OBITUARIO | Eric Rohmer
Las nuevas y las viejas olas tenían en él al maestro de la sensibilidad
Mikel INSAUSTI
Para los que hemos seguido la carrera de Eric Rohmer desde sus comienzos, gracias a que «La rodilla de Clara» ganó la Concha de Oro en el Donostia Zinemaldia en 1971, su pérdida equivale a tener que constatar que a la nouvelle vague también le ha llegado su hora. Por un momento, cuando el de Nancy realiza hace quince años «Les Rendez-Vous de Paris» pudimos sentir que aquel movimiento todavía tenía vigencia, y que el rodar con una cámara de 16 mm entre la gente que camina por una ciudad eterna es una acto instintivo sin fecha de caducidad. Sin embargo, los años no perdonan y parte de la crítca arremetió contra el viejo Rohmer en su etapa postrera, dándole por muerto antes de tiempo.
Por «La inglesa y el duque» le tacharon de políticamente reaccionario, y tampoco se libró de las descalificaciones su obra póstuma «Los amores de Astrée y Céladon». La memoria es flaca y quienes se apresuraron a enterrar al cineasta procedente de la rupturista escuela crítica de André Bazin olvidaban que siempre ha tenido una vertiente teatral muy curiosa, que afloró ya en sus primeras adaptaciones literarias, y si por algo destacaban «La Marquise d'O» o «Perceval Le Galois» era por su rara fidelidad al texto original, conjugada con el gusto por una escenografía deliberadamente arcaica.

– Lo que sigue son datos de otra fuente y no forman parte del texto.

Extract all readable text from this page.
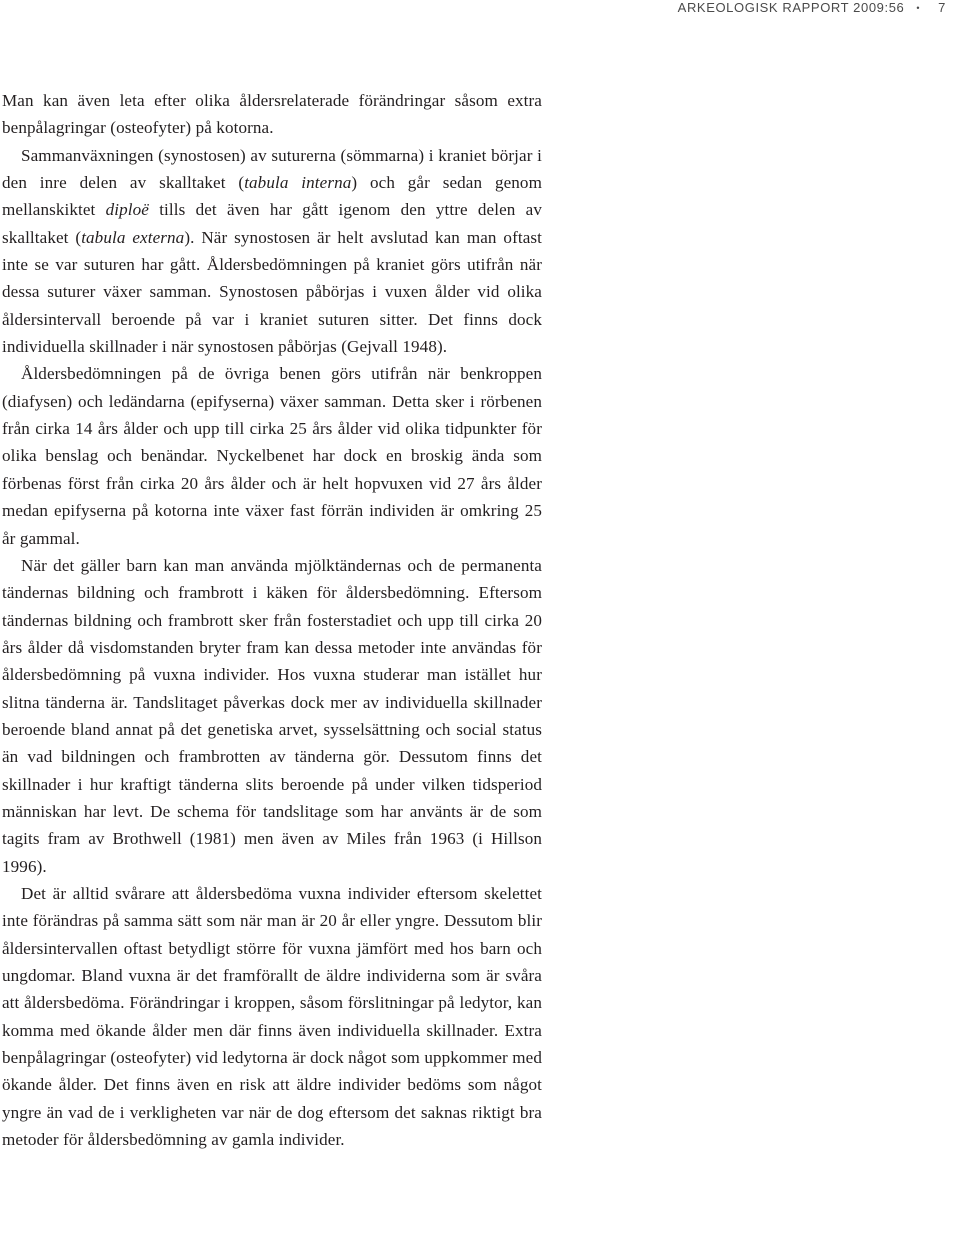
ARKEOLOGISK RAPPORT 2009:56 • 7

Man kan även leta efter olika åldersrelaterade förändringar såsom extra benpålagringar (osteofyter) på kotorna.

Sammanväxningen (synostosen) av suturerna (sömmarna) i kraniet börjar i den inre delen av skalltaket (tabula interna) och går sedan genom mellanskiktet diploë tills det även har gått igenom den yttre delen av skalltaket (tabula externa). När synostosen är helt avslutad kan man oftast inte se var suturen har gått. Åldersbedömningen på kraniet görs utifrån när dessa suturer växer samman. Synostosen påbörjas i vuxen ålder vid olika åldersintervall beroende på var i kraniet suturen sitter. Det finns dock individuella skillnader i när synostosen påbörjas (Gejvall 1948).

Åldersbedömningen på de övriga benen görs utifrån när benkroppen (diafysen) och ledändarna (epifyserna) växer samman. Detta sker i rörbenen från cirka 14 års ålder och upp till cirka 25 års ålder vid olika tidpunkter för olika benslag och benändar. Nyckelbenet har dock en broskig ända som förbenas först från cirka 20 års ålder och är helt hopvuxen vid 27 års ålder medan epifyserna på kotorna inte växer fast förrän individen är omkring 25 år gammal.

När det gäller barn kan man använda mjölktändernas och de permanenta tändernas bildning och frambrott i käken för åldersbedömning. Eftersom tändernas bildning och frambrott sker från fosterstadiet och upp till cirka 20 års ålder då visdomstanden bryter fram kan dessa metoder inte användas för åldersbedömning på vuxna individer. Hos vuxna studerar man istället hur slitna tänderna är. Tandslitaget påverkas dock mer av individuella skillnader beroende bland annat på det genetiska arvet, sysselsättning och social status än vad bildningen och frambrotten av tänderna gör. Dessutom finns det skillnader i hur kraftigt tänderna slits beroende på under vilken tidsperiod människan har levt. De schema för tandslitage som har använts är de som tagits fram av Brothwell (1981) men även av Miles från 1963 (i Hillson 1996).

Det är alltid svårare att åldersbedöma vuxna individer eftersom skelettet inte förändras på samma sätt som när man är 20 år eller yngre. Dessutom blir åldersintervallen oftast betydligt större för vuxna jämfört med hos barn och ungdomar. Bland vuxna är det framförallt de äldre individerna som är svåra att åldersbedöma. Förändringar i kroppen, såsom förslitningar på ledytor, kan komma med ökande ålder men där finns även individuella skillnader. Extra benpålagringar (osteofyter) vid ledytorna är dock något som uppkommer med ökande ålder. Det finns även en risk att äldre individer bedöms som något yngre än vad de i verkligheten var när de dog eftersom det saknas riktigt bra metoder för åldersbedömning av gamla individer.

No cabe duda de que de esas lecturas antiguas le venía su pasión por la palabra. La diferencia estaba en que el recitado en verso de tales obras culteranas se volvía pura expresión coloquial en sus películas contemporáneas. A Rohmer le debemos la aceptación del cine dialogado como algo natural, porque en otros autores lo discursivo puede llegar a resultar anticinematográfico por el exceso de información que conllevan las conversaciones escritas en un guión previo. En cambio para el autor de «Comedias y proverbios» el retratar a personas hablando forma parte de las propias situaciones planteadas. La gente que habla pertenece al paisaje, a lo visual, y lo que dicen se integra dentro de las localizaciones y la ambientación. El espectador no tiene que prestar, por tanto, toda su atención al contenido de los diálogos, sino contemplarlos como se admira un rostro en primer plano, ya que en el fondo resultan igual de descriptivos o elocuentes.

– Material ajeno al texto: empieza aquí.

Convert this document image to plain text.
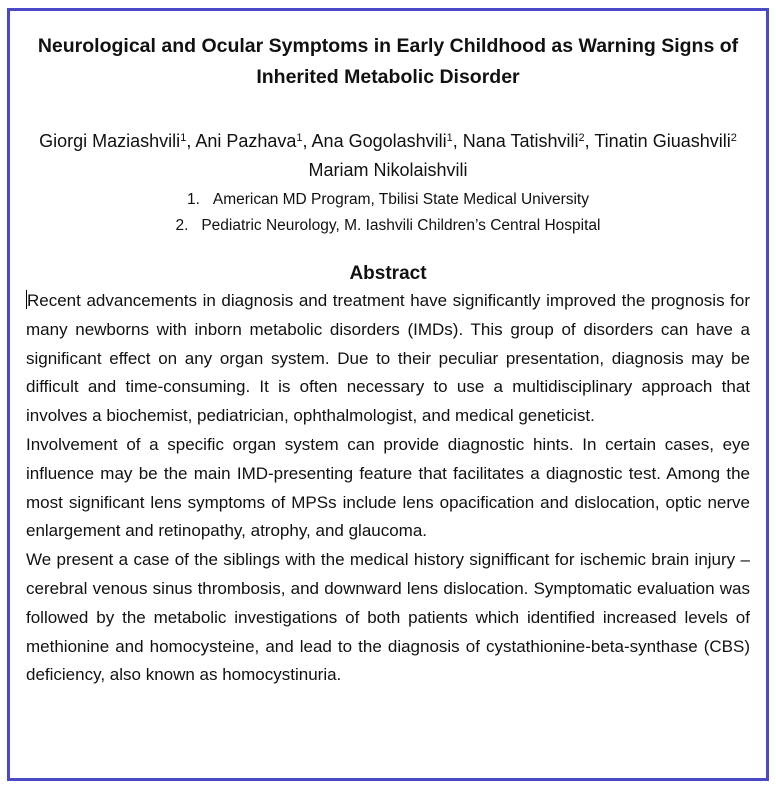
Neurological and Ocular Symptoms in Early Childhood as Warning Signs of Inherited Metabolic Disorder
Giorgi Maziashvili$^1$, Ani Pazhava$^1$, Ana Gogolashvili$^1$, Nana Tatishvili$^2$, Tinatin Giuashvili$^2$ Mariam Nikolaishvili
1. American MD Program, Tbilisi State Medical University
2. Pediatric Neurology, M. Iashvili Children’s Central Hospital
Abstract

Recent advancements in diagnosis and treatment have significantly improved the prognosis for many newborns with inborn metabolic disorders (IMDs). This group of disorders can have a significant effect on any organ system. Due to their peculiar presentation, diagnosis may be difficult and time-consuming. It is often necessary to use a multidisciplinary approach that involves a biochemist, pediatrician, ophthalmologist, and medical geneticist.

Involvement of a specific organ system can provide diagnostic hints. In certain cases, eye influence may be the main IMD-presenting feature that facilitates a diagnostic test. Among the most significant lens symptoms of MPSs include lens opacification and dislocation, optic nerve enlargement and retinopathy, atrophy, and glaucoma.

We present a case of the siblings with the medical history signifficant for ischemic brain injury – cerebral venous sinus thrombosis, and downward lens dislocation. Symptomatic evaluation was followed by the metabolic investigations of both patients which identified increased levels of methionine and homocysteine, and lead to the diagnosis of cystathionine-beta-synthase (CBS) deficiency, also known as homocystinuria.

En el cine de Rohmer los parlamentos definen a los personajes en su descripción, así que la expresión verbal resulta vital para entender su comportamiento. La coloquialidad como eje de las películas de Rohmer las dotaba de una agilidad especial, de una soltura única, al no depender del significado de cada frase, de cada enunciado. Un método naturalista que quedaba plasmado a través de la sencillez narrativa basada en un empleo de la cámara muy minimalista, de acuerdo con unos planteamientos de producción austeros.

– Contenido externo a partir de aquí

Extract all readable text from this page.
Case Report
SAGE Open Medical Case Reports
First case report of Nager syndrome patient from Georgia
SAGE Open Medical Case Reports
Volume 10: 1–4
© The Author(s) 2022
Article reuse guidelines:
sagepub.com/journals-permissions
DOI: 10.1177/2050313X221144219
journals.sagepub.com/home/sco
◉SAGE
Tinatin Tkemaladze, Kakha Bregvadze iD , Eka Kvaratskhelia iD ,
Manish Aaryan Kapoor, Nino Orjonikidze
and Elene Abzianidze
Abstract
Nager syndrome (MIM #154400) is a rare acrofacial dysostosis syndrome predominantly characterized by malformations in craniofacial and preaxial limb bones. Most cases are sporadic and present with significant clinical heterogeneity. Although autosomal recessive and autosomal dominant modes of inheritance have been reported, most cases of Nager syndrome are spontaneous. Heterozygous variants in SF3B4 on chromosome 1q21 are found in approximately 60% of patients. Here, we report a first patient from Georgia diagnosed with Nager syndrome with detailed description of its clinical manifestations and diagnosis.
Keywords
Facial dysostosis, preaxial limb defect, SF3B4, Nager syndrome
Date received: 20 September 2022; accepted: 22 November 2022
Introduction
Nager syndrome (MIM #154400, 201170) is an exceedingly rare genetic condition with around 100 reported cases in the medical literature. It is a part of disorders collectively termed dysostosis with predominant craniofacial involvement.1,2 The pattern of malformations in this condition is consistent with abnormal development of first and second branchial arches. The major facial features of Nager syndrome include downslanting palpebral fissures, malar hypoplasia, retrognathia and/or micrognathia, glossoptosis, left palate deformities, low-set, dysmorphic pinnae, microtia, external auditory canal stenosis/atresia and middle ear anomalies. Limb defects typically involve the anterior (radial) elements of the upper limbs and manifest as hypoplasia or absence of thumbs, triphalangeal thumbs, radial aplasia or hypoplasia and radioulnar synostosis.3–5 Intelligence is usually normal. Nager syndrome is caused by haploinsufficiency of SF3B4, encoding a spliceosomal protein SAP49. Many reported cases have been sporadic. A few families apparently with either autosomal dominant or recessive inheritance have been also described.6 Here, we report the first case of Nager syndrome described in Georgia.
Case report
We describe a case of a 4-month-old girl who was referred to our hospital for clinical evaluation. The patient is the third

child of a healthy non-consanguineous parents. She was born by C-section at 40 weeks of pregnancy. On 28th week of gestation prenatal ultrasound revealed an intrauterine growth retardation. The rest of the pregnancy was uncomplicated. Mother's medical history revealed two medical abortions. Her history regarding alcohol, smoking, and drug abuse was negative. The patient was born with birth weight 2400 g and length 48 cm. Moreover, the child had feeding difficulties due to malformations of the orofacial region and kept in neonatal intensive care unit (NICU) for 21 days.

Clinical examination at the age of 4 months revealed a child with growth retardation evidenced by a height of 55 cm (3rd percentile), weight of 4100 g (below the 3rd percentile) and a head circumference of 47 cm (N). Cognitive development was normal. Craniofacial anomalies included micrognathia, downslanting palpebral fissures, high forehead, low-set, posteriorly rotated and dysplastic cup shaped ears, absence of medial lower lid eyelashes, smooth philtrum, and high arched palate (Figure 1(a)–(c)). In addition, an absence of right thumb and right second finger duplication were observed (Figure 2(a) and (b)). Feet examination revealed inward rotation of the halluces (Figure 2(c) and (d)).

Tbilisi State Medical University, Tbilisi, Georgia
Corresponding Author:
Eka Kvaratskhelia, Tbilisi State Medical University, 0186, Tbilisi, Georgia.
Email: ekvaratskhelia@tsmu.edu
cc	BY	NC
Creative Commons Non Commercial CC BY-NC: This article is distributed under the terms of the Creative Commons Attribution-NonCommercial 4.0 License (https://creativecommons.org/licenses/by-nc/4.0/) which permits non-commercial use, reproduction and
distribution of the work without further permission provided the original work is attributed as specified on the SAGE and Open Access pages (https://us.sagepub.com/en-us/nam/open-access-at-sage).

Rohmer aprendió de la nouvelle vague el sentido de la autonomía de movimientos, de lo que ahora se denomina independencia. Así creó su productora Les Films Du Losange, que le ha permitido hacer siempre las películas que quería y cómo quería. Es de los que no le ha importado que sus películas quedaran relegadas a los circuitos minoritarios y a las programaciones de los cine-clubs. Sus pequeñas grandes creaciones están llenas de una sensibilidad especial, de instantes llenos de vida. La comedia de Rohmer, así como su melodrama o lo que prefiere denominar «cuento moral», se distingue de la pauta genérica que siguen los demás por su delicadeza. Es lo que diferencia al miniaturista de los que producen películas a gran escala perdiendo la pasión por el detalle.
Si uno lee la sinopsis de cualquiera de los títulos que componen el ciclo «Comedias de las cuatro estaciones» pensará que en esas películas realmente no pasa nada, o que cuanto ocurre es trivial e intrascendente. Y he ahí la constante sorpresa del cine de Rohmer, porque de un mínimo esquema argumental era capaz de extraer la verdad de las relaciones personales y sus sentimientos, cuando no daba con el meollo interno de la soledad. Estoy pensando en la protagonista de «El rayo verde», que encontraba en la contemplación de ese raro fenómeno en el horizonte marino, al que pocos tienen la suerte de asistir, la magia de la plenitud de una sensación, de una imagen irrepetible.